Je suis seule, adossée contre ma chaise, elle strie délicatement mes cuisses. Il n'est pas encore très tard, le ciel est pourpre sur le balcon. Derrière moi, la musique respire un autre univers. Les notes s'envolent en l'air, hélium infidèle. Je songe, depuis vingt-trois ans, à notre système solaire. J'imagine le ciel en un miroir géant. On pourrait peut-être se sonder de l'intérieur, introspection de soi-même par soi-Dieu. Parce que je n'ai pas bien compris ce que l'on fait sur terre, personne ne l'a. Que personne non plus ne sait ce qu'il y a ailleurs, au-delà de la limite visible, qui ne l'est déjà pas, ailleurs que l'univers c'est quoi ?
Observant la plupart de mes semblables, je ne trouve aucun intérêt dans leurs yeux. Je ne sais pas ce qu'ils regardent, ça n'a pas l'air très captivant. Je me demande ce qui les meut, et les émeut, encore mieux. Mais la surprise est d'autant plus vive lorsqu'un regard vide vous dévoile ses intimes profondeurs. Il n'est pas conscient de tout, mais c'est peut être pire encore.
Je tente une observation en interne. Je commence donc par disséquer mes membres, un par un, vérifier si tout va bien. Erreur dans le système, des bugs ont été repérés à différents endroits. Encore ce foutu ventre ? Le cœur n'est pas bien mieux, il frappe en cadence, mais il n'a pas l'air vigoureux, il hésite quoi, il est pas sûr de tenir le bon bout. Et le foie... Bon bon, on va rester en externe. Remontez dans le cerveau les mecs s'il vous plait. J'envoie donc ma quadrille inspecter le cœur de ma tête. Externe ? Oui, votre cerveau n'est pas dans votre corps mademoiselle, il s'est barré, transformé, engouffré par l'esprit, celui-ci est maniaque. Ah bonsoir. Est-ce donc possible de le visiter ? J'ai bien peur que non, mais vous pouvez toujours toquer à sa porte. Il a l'habitude de ce genre de bruits, peut-être ne réagira t'il pas. Effectivement, ce n'était pas œuvre facile. J'essayais d'atteindre alors à un entendement symplectique.
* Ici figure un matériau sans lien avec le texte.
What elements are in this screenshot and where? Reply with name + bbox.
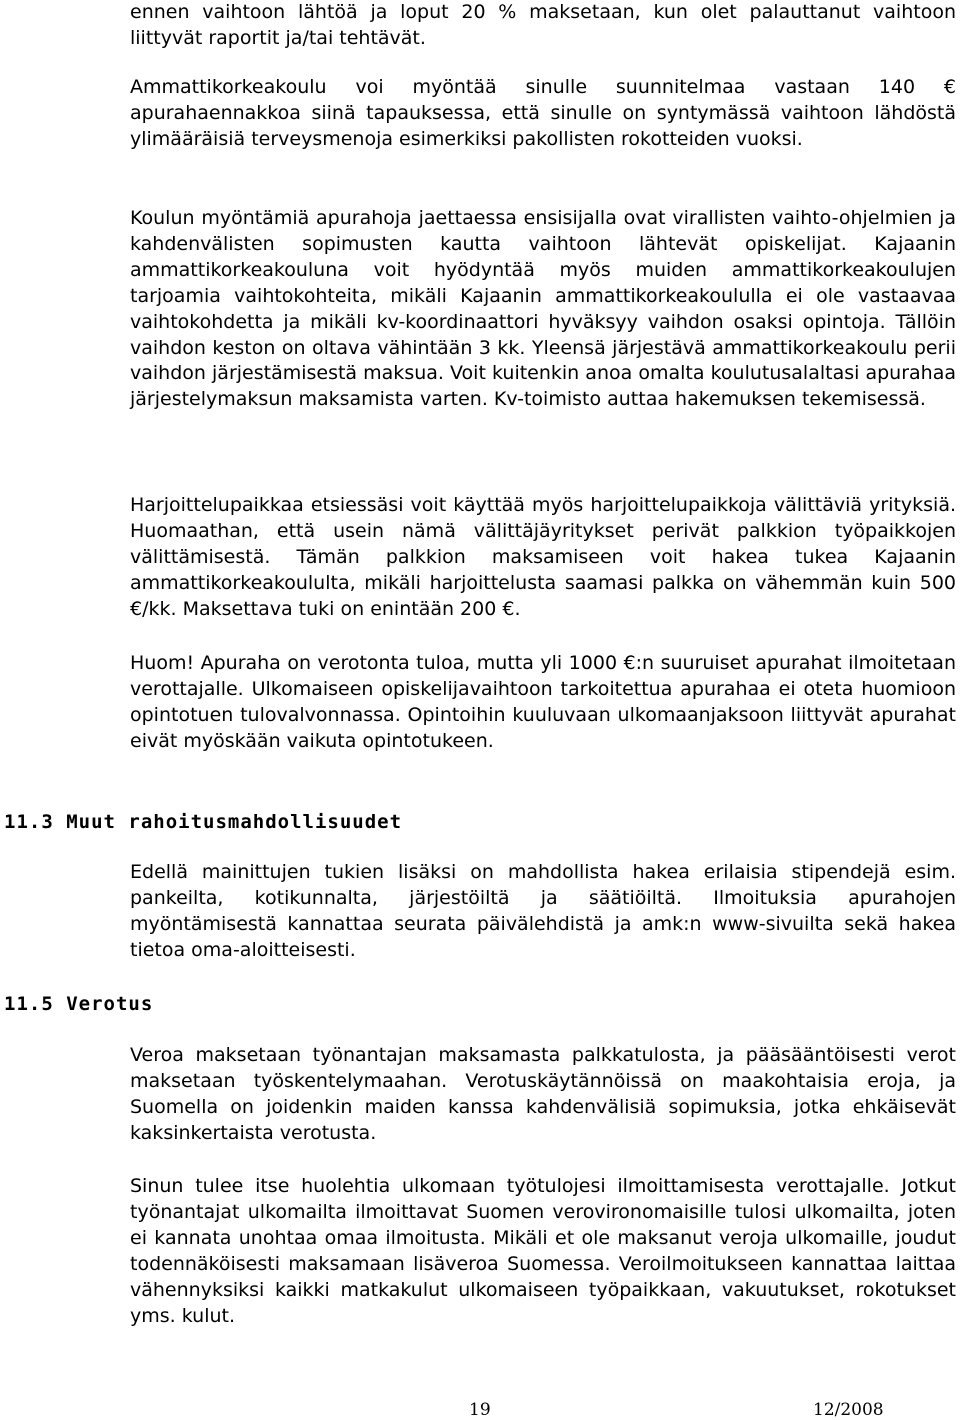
- paragraph-text: Sinun tulee itse huolehtia ulkomaan työtulojesi ilmoittamisesta verottajalle. Jotkut työnantajat ulkomailta ilmoittavat Suomen verovironomaisille tulosi ulkomailta, joten ei kannata unohtaa omaa ilmoitusta. Mikäli et ole maksanut veroja ulkomaille, joudut todennäköisesti maksamaan lisäveroa Suomessa. Veroilmoitukseen kannattaa laittaa vähennyksiksi kaikki matkakulut ulkomaiseen työpaikkaan, vakuutukset, rokotukset yms. kulut.: [130, 1175, 956, 1327]
- paragraph-text: Huom! Apuraha on verotonta tuloa, mutta yli 1000 €:n suuruiset apurahat ilmoitetaan verottajalle. Ulkomaiseen opiskelijavaihtoon tarkoitettua apurahaa ei oteta huomioon opintotuen tulovalvonnassa. Opintoihin kuuluvaan ulkomaanjaksoon liittyvät apurahat eivät myöskään vaikuta opintotukeen.: [130, 652, 956, 752]
- paragraph-text: Koulun myöntämiä apurahoja jaettaessa ensisijalla ovat virallisten vaihto-ohjelmien ja kahdenvälisten sopimusten kautta vaihtoon lähtevät opiskelijat. Kajaanin ammattikorkeakouluna voit hyödyntää myös muiden ammattikorkeakoulujen tarjoamia vaihtokohteita, mikäli Kajaanin ammattikorkeakoululla ei ole vastaavaa vaihtokohdetta ja mikäli kv-koordinaattori hyväksyy vaihdon osaksi opintoja. Tällöin vaihdon keston on oltava vähintään 3 kk. Yleensä järjestävä ammattikorkeakoulu perii vaihdon järjestämisestä maksua. Voit kuitenkin anoa omalta koulutusalaltasi apurahaa järjestelymaksun maksamista varten. Kv-toimisto auttaa hakemuksen tekemisessä.: [130, 207, 956, 411]
- paragraph-scholarships: [130, 860, 956, 964]
- paragraph-text: Ammattikorkeakoulu voi myöntää sinulle suunnitelmaa vastaan 140 € apurahaennakkoa siinä tapauksessa, että sinulle on syntymässä vaihtoon lähdöstä ylimääräisiä terveysmenoja esimerkiksi pakollisten rokotteiden vuoksi.: [130, 76, 956, 150]
- paragraph-internship-agencies: [130, 493, 956, 623]
- paragraph-continuation: [130, 0, 956, 52]
- paragraph-tax-reporting: [130, 1174, 956, 1329]
- paragraph-advance-grant: [130, 75, 956, 153]
- paragraph-tax-free-grant: [130, 651, 956, 755]
- paragraph-school-grants: [130, 206, 956, 413]
- paragraph-text: ennen vaihtoon lähtöä ja loput 20 % maksetaan, kun olet palauttanut vaihtoon liittyvät raportit ja/tai tehtävät.: [130, 1, 956, 49]
- paragraph-text: Edellä mainittujen tukien lisäksi on mahdollista hakea erilaisia stipendejä esim. pankeilta, kotikunnalta, järjestöiltä ja säätiöiltä. Ilmoituksia apurahojen myöntämisestä kannattaa seurata päivälehdistä ja amk:n www-sivuilta sekä hakea tietoa oma-aloitteisesti.: [130, 861, 956, 961]
- paragraph-tax-basics: [130, 1043, 956, 1147]
- section-heading-taxation: 11.5 Verotus: [4, 993, 154, 1015]
- paragraph-text: Veroa maksetaan työnantajan maksamasta palkkatulosta, ja pääsääntöisesti verot maksetaan työskentelymaahan. Verotuskäytännöissä on maakohtaisia eroja, ja Suomella on joidenkin maiden kanssa kahdenvälisiä sopimuksia, jotka ehkäisevät kaksinkertaista verotusta.: [130, 1044, 956, 1144]
- section-heading-other-funding: 11.3 Muut rahoitusmahdollisuudet: [4, 811, 403, 833]
- page-number: 19: [469, 1400, 491, 1420]
- footer-date: 12/2008: [813, 1400, 884, 1420]
- paragraph-text: Harjoittelupaikkaa etsiessäsi voit käyttää myös harjoittelupaikkoja välittäviä yrityksiä. Huomaathan, että usein nämä välittäjäyritykset perivät palkkion työpaikkojen välittämisestä. Tämän palkkion maksamiseen voit hakea tukea Kajaanin ammattikorkeakoululta, mikäli harjoittelusta saamasi palkka on vähemmän kuin 500 €/kk. Maksettava tuki on enintään 200 €.: [130, 494, 956, 620]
J'avais envie de pleurer. Mais je faisais ça bien trop souvent. La lune avait évincé le soleil. Ça m'en disait pas plus sur le système solaire.
Quand je tournais la tête, je croyais voir une interminable dune de sable. J'aurais voulu l'égrainer pour passer le temps. Il me manquait la houle des vagues, mais en contrepartie j'étais à l'abri du vent. J'arrivais toujours pas en avoir le cœur net. De qu'est-ce que je foutais là, sensiblement. Quel était mon but assigné ? M'avait-on demandé quelque chose ? Ah non, j'avais le droit de vivre en me laissant regarder la terre tourner. Pas mal me disais-je, jusqu'à en avoir marre. Une fois la fumée dispersée, je découvrais une nouvelle disposition autrefois mal apprivoisée. Le continuum spatio-temporel avait changé d'organisation. L'ordre était rompu, le silence aussi. La lune rouge d'élan provisoire faisait la ronde du ciel. Je me permettais un instant d'abandonner toute forme d'intelligence domptée, au lieu de ça j'élaborais des plans d'attaque fantasques, digne d'une guerre sans nom.
Contre quoi ? Je l'ignorais. Mais je voulais renverser l'harmonie pour créer un nouveau genre d'équilibre diurne. Pour cela, je n'avais pas besoin de grand-chose si ce n'est d'un peu d'imagination directive.
Les traces laissées sur la chair douce et molle de mes cuisses incurvaient en moi tel un sillon abrupt. Mon esprit était précipice à toute idée neuve, mes pensées se noyant dans la fange brune fouettant la falaise de mon cerveau.
En ébullition, mon sang tournait quatre fois plus vite que la moyenne afin de nourrir mes globules et aérer à minima mes conduits vaseux. Mi-clos, mes yeux ne devaient plus être très acerbes à ce moment-là, aussi paisible qu'une couleuvre grisée. Je penchais dans tous les sens à la recherche d'une position confortable, que je ne trouvais point. Les supernova commençaient tout juste leur décomposition, et je pensais à Dalys. Il m'avait longuement expliqué leur fonctionnement, ça, et tout le reste, ses parents psy aussi, la forme que prenait son visage était alors différente. Il avait les yeux qui brillent souvent, plein de savoir et de talent, de réserves naturelles en somme. On s'aimait beaucoup l'un l'autre. J'avais compris beaucoup de choses, et déclaré forfait pour tout le reste.